Silvio’s parents had planted Sangiovese, Colorino, and Canaiolo, along with Cabernet Sauvignon and Petit Verdot, and had sold the farm’s grapes to the local cooperative; it wasn’t until 2000 that Silvio bottled his first ‘estate’ wine from the family’s fruit, and not long after that, he began the conversion to organic farming; by 2005 he had stopped selling fruit to others and begun to establish Montesecondo as a source of classically styled wines of exceptional energy and purity. His are some of the most perfumed, high-toned Sangiovese wines around (some of which are labeled as Chianti Classico, others as Toscana IGT Sangiovese), and “Il Rospo,” which hails from the clay and marl soils of the original family vineyard in San Casciano, is a perfumed, high-toned take on Cabernet Sauvignon—not a shrinking violet, by any means, but not a heavily extracted fruit bomb, either.

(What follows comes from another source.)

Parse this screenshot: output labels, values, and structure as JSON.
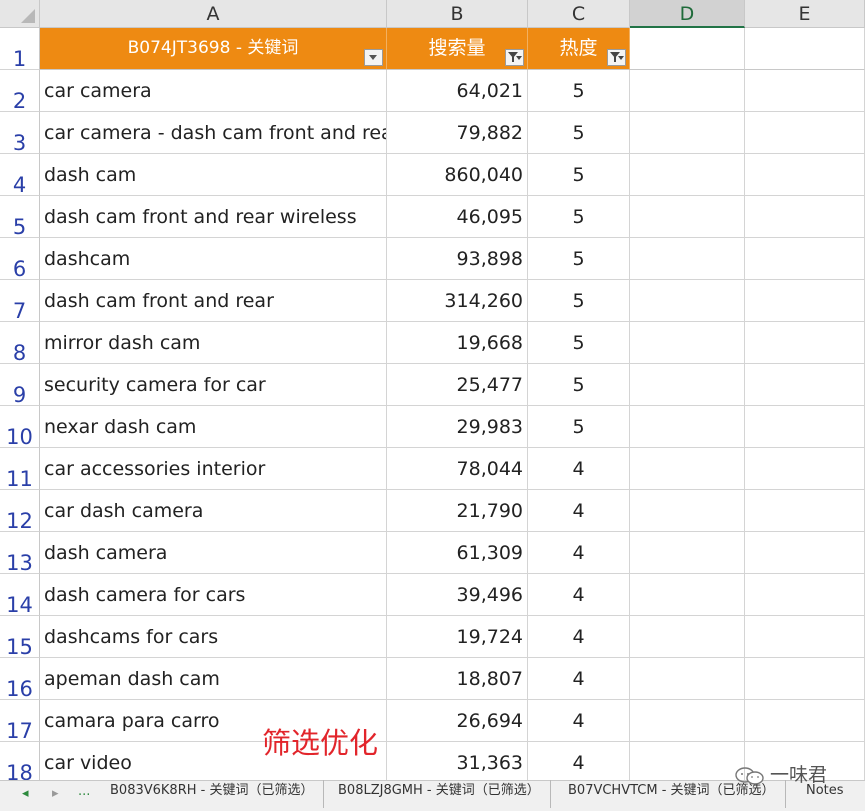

Crafted from Cabernet Sauvignon blended with a small percentage of the Petit Verdot with which it is co-planted, “Il Rospo” is fermented and aged in concrete tanks, with no sulfur added during fermentation and only the tracest amount used at bottling. In the glass, it’s a deep ruby with garnet highlights at the rim, with an inviting nose of ripe black cherry, black and red currant, cassis, gingerbread, licorice, damp violets, pencil shavings, and a note of damp, smoky underbrush that hints at Sangiovese from Montalcino. There are many Brunellos (including many that cost twice and three-times this wine) that wish they had this wine’s mix of bright, deep fruit and mineral savor; not only is the oak influence not missed, but the wine also displays great power and grip with very moderate alcohol. It’s really a phenomenal wine, and one that’s poised to improve over time: If you’re enjoying a bottle now, decant it a good hour before serving it in copious red wine stems—I’m not going to choose Bordeaux or Burgundy, it could go either way—at 60-65 degrees. Re-visit it periodically over the next 5-10 years, as I expect it to mellow and deepen into one of the more elegant and aromatically persistent Cabernets in your cellar. All this, meanwhile, for just $40—not bad at all, and pitch-perfect with a Tuscan-style ragù over fresh pasta. Like I said, it’s a game-changer. Enjoy!